Topics in Early Childhood Education

Monday, January 28, 2008

Outside the Box

A popular term in business nowadays is "thinking outside the box." I always thought that was the definition of creativity and imagination. I just finished reading the new Caldecott Medal winner, "The Invention of Hugo Cabret" by Brian Selznick. What a great example of thinking outside the box. This is a huge volume of 534 pages! It is very unusual for a book that looks like a novel to win the prestigious award for picture books. That is because there are 284 illustrations in this book! Like a picture book, the illustrations tell a great deal of the story. I applaud the Caldecott committee for thinking outside the box and giving this wonderful volume an award. Take a look at this book and enjoy the journey of being in France during the 1930s.


At 2:30 PM, Anonymous Anonymous said...

I also applaud the Caldecott Committee for choosing such educational and diverse selections. Henry’s Freedom Box was wonderful and I’m excited to read the book on the Iron Curtin. When I went online to put Hugo Cabret on hold I thought I had the wrong book after seeing the page number. I was certain the library had made a mistake. I was also very excited to see Knuffle Bunny Too on the list. I absolutely love Mo Willems (the Pigeon books are a riot!) and this new book was amazing… a fantastic story and such amazing images. This was a new idea I’ve never seen before. When I read this to my 2nd grade tutor he was mesmerized with “drawing right over real pictures” as he put it.
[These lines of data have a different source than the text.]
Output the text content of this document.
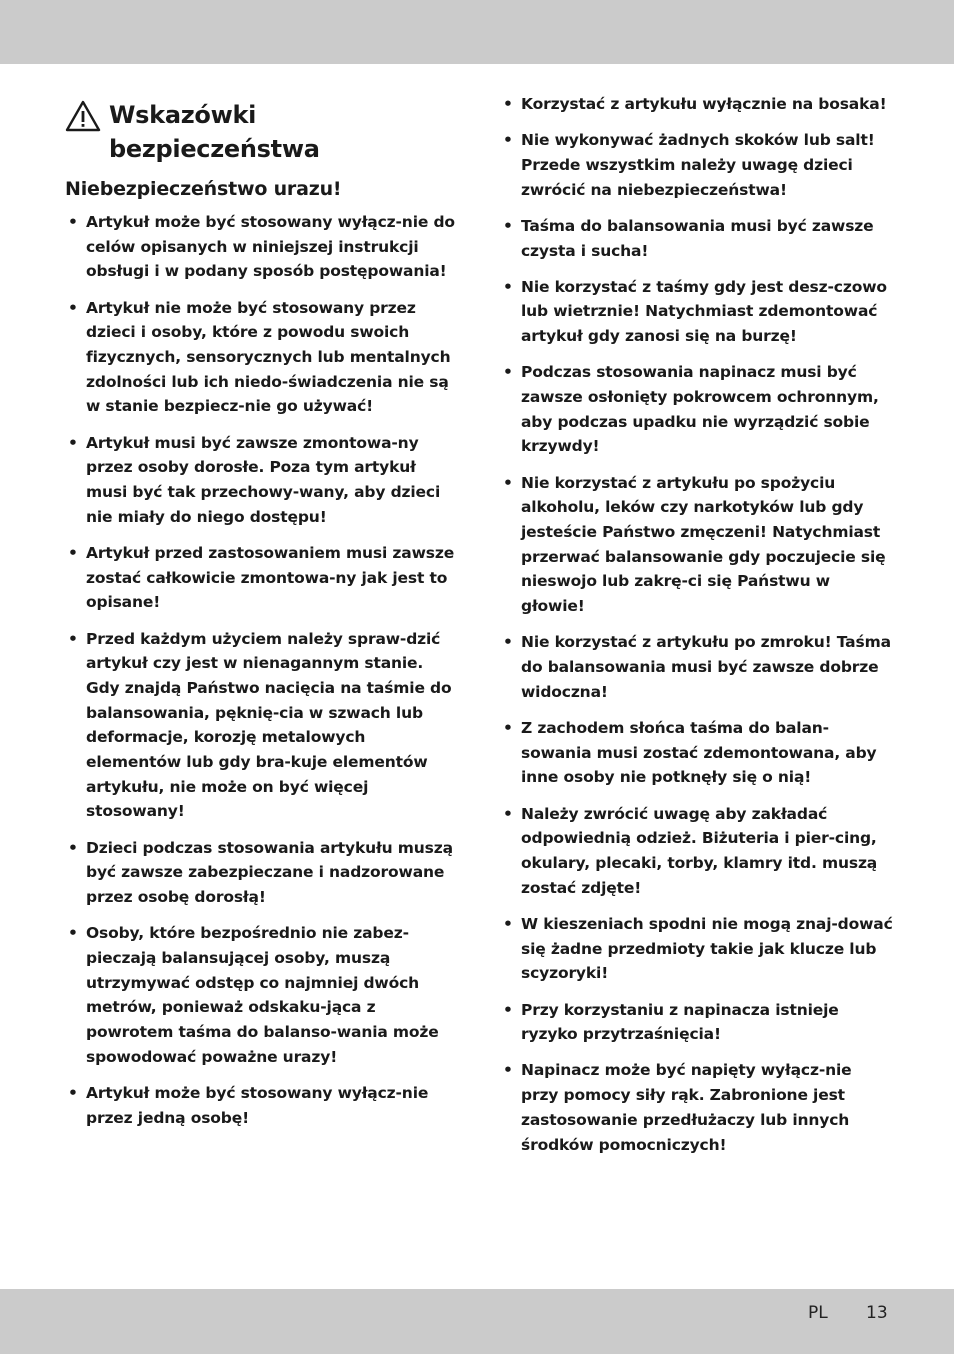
Wskazówki
bezpieczeństwa
Niebezpieczeństwo urazu!
• Artykuł może być stosowany wyłącz-nie do celów opisanych w niniejszej instrukcji obsługi i w podany sposób postępowania!
• Artykuł nie może być stosowany przez dzieci i osoby, które z powodu swoich fizycznych, sensorycznych lub mentalnych zdolności lub ich niedo-świadczenia nie są w stanie bezpiecz-nie go używać!
• Artykuł musi być zawsze zmontowa-ny przez osoby dorosłe. Poza tym artykuł musi być tak przechowy-wany, aby dzieci nie miały do niego dostępu!
• Artykuł przed zastosowaniem musi zawsze zostać całkowicie zmontowa-ny jak jest to opisane!
• Przed każdym użyciem należy spraw-dzić artykuł czy jest w nienagannym stanie. Gdy znajdą Państwo nacięcia na taśmie do balansowania, pęknię-cia w szwach lub deformacje, korozję metalowych elementów lub gdy bra-kuje elementów artykułu, nie może on być więcej stosowany!
• Dzieci podczas stosowania artykułu muszą być zawsze zabezpieczane i nadzorowane przez osobę dorosłą!
• Osoby, które bezpośrednio nie zabez-pieczają balansującej osoby, muszą utrzymywać odstęp co najmniej dwóch metrów, ponieważ odskaku-jąca z powrotem taśma do balanso-wania może spowodować poważne urazy!
• Artykuł może być stosowany wyłącz-nie przez jedną osobę!
• Korzystać z artykułu wyłącznie na bosaka!
• Nie wykonywać żadnych skoków lub salt! Przede wszystkim należy uwagę dzieci zwrócić na niebezpieczeństwa!
• Taśma do balansowania musi być zawsze czysta i sucha!
• Nie korzystać z taśmy gdy jest desz-czowo lub wietrznie! Natychmiast zdemontować artykuł gdy zanosi się na burzę!
• Podczas stosowania napinacz musi być zawsze osłonięty pokrowcem ochronnym, aby podczas upadku nie wyrządzić sobie krzywdy!
• Nie korzystać z artykułu po spożyciu alkoholu, leków czy narkotyków lub gdy jesteście Państwo zmęczeni! Natychmiast przerwać balansowanie gdy poczujecie się nieswojo lub zakrę-ci się Państwu w głowie!
• Nie korzystać z artykułu po zmroku! Taśma do balansowania musi być zawsze dobrze widoczna!
• Z zachodem słońca taśma do balan-sowania musi zostać zdemontowana, aby inne osoby nie potknęły się o nią!
• Należy zwrócić uwagę aby zakładać odpowiednią odzież. Biżuteria i pier-cing, okulary, plecaki, torby, klamry itd. muszą zostać zdjęte!
• W kieszeniach spodni nie mogą znaj-dować się żadne przedmioty takie jak klucze lub scyzoryki!
• Przy korzystaniu z napinacza istnieje ryzyko przytrzaśnięcia!
• Napinacz może być napięty wyłącz-nie przy pomocy siły rąk. Zabronione jest zastosowanie przedłużaczy lub innych środków pomocniczych!
PL 13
I’ve now started the Newberry honor book Feathers and I’m really looking forward to reading the medal winner as well.

At 2:31 PM, Anonymous Anonymous said...

Whoops! Sorry John, that last comment was from me...Mat Crandall. Thought I'd let you know so you wouln't have to break out your crystal ball.

At 8:31 PM, Blogger ronnidart said...

I really enjoyed this book as well. I'm an art teacher and shared it with my students. They were fascinated. I bought this book last January, and was surprised it hadn't received the Caldecott. I originally bought the book because I had met Mr. Selznick a few years ago at a children's literature conference. I enjoyed his work but at that time most of it was illustrating someone else's novels. "Hugo Cabaret" shows off not only his drawing abilities but also his talent for writing and story telling. My hat goes off to the Caldecott Committee for a truly worthy selection.

At 5:13 PM, Anonymous Anonymous said...

Chelsey Stone Children's Literature 2330-

I couldn't believe this book won the Caldecott. When you told us the book was over 500 pages long I was surprised. Given your thoughts and the previous poster I'm going to read it now.